COINage, is a bi-monthly American special-interest magazine, targeting numismatists and coin investors. Behn-Miller Publications, Inc. - under the joint ownership of Gordon Behn and COINage editorial director James L. Miller - originally published the magazine on a quarterly basis. During that period it was based in Dallas, Texas. In 1965 the magazine moved to a bi-monthly publishing schedule, before moving to a monthly publishing schedule from 1966 until 2019.
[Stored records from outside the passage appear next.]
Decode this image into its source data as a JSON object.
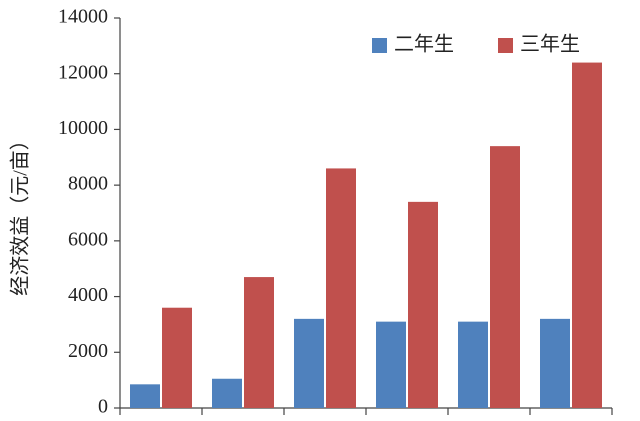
{
  "chart_data": {
    "type": "bar",
    "y_label": "经济效益（元/亩）",
    "categories": [
      null,
      null,
      null,
      null,
      null,
      null
    ],
    "series": [
      {
        "name": "二年生",
        "color": "#4f81bd",
        "values": [
          850,
          1050,
          3200,
          3100,
          3100,
          3200
        ]
      },
      {
        "name": "三年生",
        "color": "#c0504d",
        "values": [
          3600,
          4700,
          8600,
          7400,
          9400,
          12400
        ]
      }
    ],
    "ylim": [
      0,
      14000
    ],
    "yticks": [
      0,
      2000,
      4000,
      6000,
      8000,
      10000,
      12000,
      14000
    ],
    "grid": false,
    "legend": "top-right"
  }
}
COINage is a specialty publication catering to the numismatic market. It was acquired by Entrust Global Group (E.G.G.) in May 2014. It is published from Ventura, California.

== Content ==
COINage focuses primarily on American coins, although articles on paper money and non-American coins have appeared. Some of the topics covered in the magazine include:

- Numismatic history
- Coins minted in the US
- Bullion and precious metals
- Future production of coins and bullion, including commemoratives
- Upcoming relesses and events from the United States Mint

===Regular Columns===
In addition to the feature stories, each issue contains a variety of columns, including:

It's News to Me - An editorial column focusing on recent events on the Numismatic world

Market Report - Focusing on new and upcoming releases from the United States Mint

COINage Confidential - Interview series with numismatic businessmen and personalities, including coin shop owners, graders, and others

Investment Report - James Passin's bullion column

== History ==
COINage debuted with the Winter 1964 issue.
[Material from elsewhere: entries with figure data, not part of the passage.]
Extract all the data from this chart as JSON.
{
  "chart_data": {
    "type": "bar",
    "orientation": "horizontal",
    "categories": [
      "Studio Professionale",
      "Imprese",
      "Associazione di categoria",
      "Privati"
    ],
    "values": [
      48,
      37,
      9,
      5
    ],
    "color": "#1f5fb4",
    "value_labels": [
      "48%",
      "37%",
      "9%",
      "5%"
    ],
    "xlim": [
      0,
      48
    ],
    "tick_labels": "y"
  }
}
COINage has seen major changes in the frequency and format of publication in its more than half century existence. It changed ownership in May 2014 when it was acquired by E.G.G. Earlier. There was no regular editor-in-chief for this magazine as a matter of official policy to prevent any narrowing of focus. There are also digital copies available.

In October 2019, the magazine changed from a monthly publishing format to bi-monthly publishing.
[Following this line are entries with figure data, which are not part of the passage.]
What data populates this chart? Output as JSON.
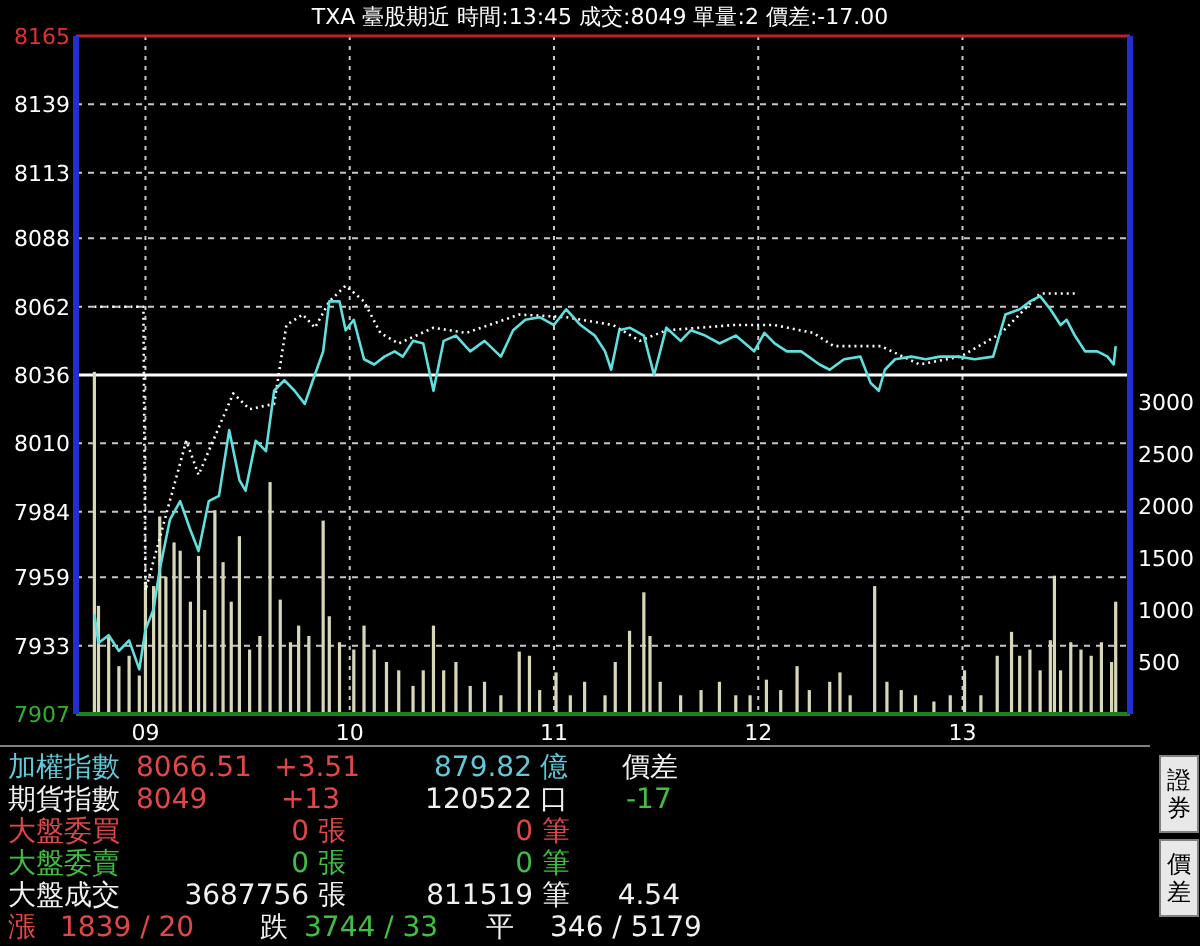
{
  "chart_data": [
    {
      "type": "line",
      "title": "TXA  臺股期近 時間:13:45 成交:8049 單量:2  價差:-17.00",
      "xlim": [
        8.66,
        13.82
      ],
      "xticks": [
        {
          "value": 9,
          "label": "09"
        },
        {
          "value": 10,
          "label": "10"
        },
        {
          "value": 11,
          "label": "11"
        },
        {
          "value": 12,
          "label": "12"
        },
        {
          "value": 13,
          "label": "13"
        }
      ],
      "ylim": [
        7907,
        8165
      ],
      "yticks": [
        8165,
        8139,
        8113,
        8088,
        8062,
        8036,
        8010,
        7984,
        7959,
        7933,
        7907
      ],
      "y2lim": [
        0,
        6520
      ],
      "y2ticks": [
        500,
        1000,
        1500,
        2000,
        2500,
        3000
      ],
      "grid": true,
      "ref_lines": [
        {
          "axis": "y",
          "value": 8036,
          "color": "#ffffff"
        }
      ],
      "series": [
        {
          "type": "bar",
          "axis": "y2",
          "color": "#d8d8b8",
          "x": [
            8.75,
            8.77,
            8.82,
            8.87,
            8.92,
            8.97,
            9.0,
            9.04,
            9.07,
            9.1,
            9.14,
            9.17,
            9.22,
            9.26,
            9.29,
            9.34,
            9.38,
            9.42,
            9.46,
            9.51,
            9.56,
            9.61,
            9.66,
            9.71,
            9.75,
            9.8,
            9.87,
            9.9,
            9.95,
            10.02,
            10.07,
            10.12,
            10.18,
            10.24,
            10.31,
            10.36,
            10.41,
            10.46,
            10.52,
            10.59,
            10.66,
            10.74,
            10.83,
            10.88,
            10.93,
            11.01,
            11.08,
            11.15,
            11.25,
            11.3,
            11.37,
            11.44,
            11.47,
            11.52,
            11.62,
            11.72,
            11.81,
            11.89,
            11.96,
            12.04,
            12.11,
            12.19,
            12.25,
            12.35,
            12.4,
            12.45,
            12.57,
            12.63,
            12.7,
            12.77,
            12.86,
            12.94,
            13.01,
            13.09,
            13.17,
            13.24,
            13.28,
            13.33,
            13.38,
            13.43,
            13.45,
            13.48,
            13.53,
            13.58,
            13.63,
            13.68,
            13.73,
            13.75
          ],
          "values": [
            3290,
            1040,
            750,
            460,
            560,
            370,
            1270,
            1230,
            1900,
            1320,
            1650,
            1570,
            1080,
            1520,
            1000,
            1960,
            1460,
            1080,
            1710,
            620,
            750,
            2230,
            1100,
            690,
            850,
            750,
            1860,
            940,
            690,
            620,
            850,
            620,
            500,
            420,
            270,
            420,
            850,
            420,
            500,
            270,
            310,
            180,
            600,
            560,
            230,
            400,
            180,
            310,
            180,
            500,
            800,
            1170,
            750,
            310,
            180,
            230,
            310,
            180,
            180,
            330,
            230,
            460,
            230,
            310,
            400,
            180,
            1230,
            310,
            230,
            180,
            120,
            180,
            420,
            180,
            560,
            790,
            560,
            620,
            420,
            710,
            1330,
            420,
            690,
            620,
            560,
            690,
            500,
            1080
          ]
        },
        {
          "type": "line",
          "color": "#ffffff",
          "line_style": "dotted",
          "x": [
            8.75,
            8.99,
            9.0,
            9.2,
            9.26,
            9.43,
            9.51,
            9.63,
            9.69,
            9.77,
            9.83,
            9.9,
            9.98,
            10.07,
            10.15,
            10.24,
            10.41,
            10.57,
            10.83,
            11.06,
            11.29,
            11.42,
            11.55,
            11.88,
            12.08,
            12.27,
            12.37,
            12.6,
            12.79,
            12.99,
            13.19,
            13.38,
            13.55
          ],
          "values": [
            8062,
            8062,
            7954,
            8011,
            7998,
            8029,
            8023,
            8025,
            8055,
            8059,
            8054,
            8064,
            8070,
            8064,
            8052,
            8048,
            8054,
            8052,
            8059,
            8058,
            8055,
            8049,
            8053,
            8055,
            8055,
            8052,
            8047,
            8047,
            8040,
            8043,
            8052,
            8067,
            8067
          ]
        },
        {
          "type": "line",
          "color": "#5fe0e0",
          "x": [
            8.75,
            8.77,
            8.82,
            8.87,
            8.92,
            8.97,
            9.0,
            9.04,
            9.07,
            9.12,
            9.17,
            9.22,
            9.26,
            9.31,
            9.36,
            9.41,
            9.46,
            9.49,
            9.54,
            9.59,
            9.63,
            9.68,
            9.73,
            9.78,
            9.82,
            9.87,
            9.9,
            9.95,
            9.98,
            10.02,
            10.07,
            10.12,
            10.17,
            10.22,
            10.26,
            10.31,
            10.36,
            10.41,
            10.46,
            10.52,
            10.59,
            10.66,
            10.74,
            10.8,
            10.86,
            10.93,
            11.0,
            11.06,
            11.13,
            11.2,
            11.25,
            11.28,
            11.32,
            11.37,
            11.44,
            11.49,
            11.55,
            11.62,
            11.67,
            11.74,
            11.81,
            11.89,
            11.98,
            12.03,
            12.08,
            12.14,
            12.21,
            12.3,
            12.35,
            12.42,
            12.5,
            12.55,
            12.59,
            12.62,
            12.67,
            12.75,
            12.82,
            12.89,
            12.98,
            13.06,
            13.15,
            13.21,
            13.28,
            13.33,
            13.38,
            13.43,
            13.48,
            13.51,
            13.55,
            13.6,
            13.66,
            13.71,
            13.74,
            13.75
          ],
          "values": [
            7945,
            7934,
            7937,
            7931,
            7935,
            7924,
            7939,
            7947,
            7962,
            7981,
            7988,
            7977,
            7969,
            7988,
            7990,
            8015,
            7996,
            7992,
            8011,
            8007,
            8030,
            8034,
            8030,
            8025,
            8034,
            8045,
            8064,
            8064,
            8053,
            8057,
            8042,
            8040,
            8043,
            8045,
            8043,
            8049,
            8048,
            8030,
            8049,
            8051,
            8045,
            8049,
            8043,
            8053,
            8057,
            8058,
            8055,
            8061,
            8055,
            8051,
            8045,
            8038,
            8053,
            8054,
            8051,
            8036,
            8054,
            8049,
            8053,
            8051,
            8048,
            8051,
            8045,
            8052,
            8048,
            8045,
            8045,
            8040,
            8038,
            8042,
            8043,
            8033,
            8030,
            8038,
            8042,
            8043,
            8042,
            8043,
            8043,
            8042,
            8043,
            8059,
            8061,
            8064,
            8066,
            8061,
            8055,
            8057,
            8051,
            8045,
            8045,
            8043,
            8040,
            8047
          ]
        }
      ]
    },
    {
      "type": "other",
      "annotations": [
        "加權指數",
        "8066.51",
        "+3.51",
        "879.82",
        "億",
        "價差",
        "期貨指數",
        "8049",
        "+13",
        "120522",
        "口",
        "-17",
        "大盤委買",
        "0 張",
        "0 筆",
        "大盤委賣",
        "0 張",
        "0 筆",
        "大盤成交",
        "3687756 張",
        "811519 筆",
        "4.54",
        "漲",
        "1839 / 20",
        "跌",
        "3744 / 33",
        "平",
        "346 / 5179",
        "證券",
        "價差"
      ]
    }
  ]
}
== Distribution channels ==
The primary distribution channel is the official website. However, subscribers source new and old issues from sites like Amazon, magazines.com, and magzter.com. It is also sold at the periodicals section of Barnes & Noble. It has a Facebook page to connect to readers and potential subscribers.

The magazine is also distributed through specialty book stores and newsstands. Along with Coins, it was one of the top numismatic magazines by circulation, with 71,460 subscribers as of October 2009.

== Recognitions ==
It was the winner in 5 categories for the 2016 and in four categories for the 2017 Numismatic Literary Guild Awards.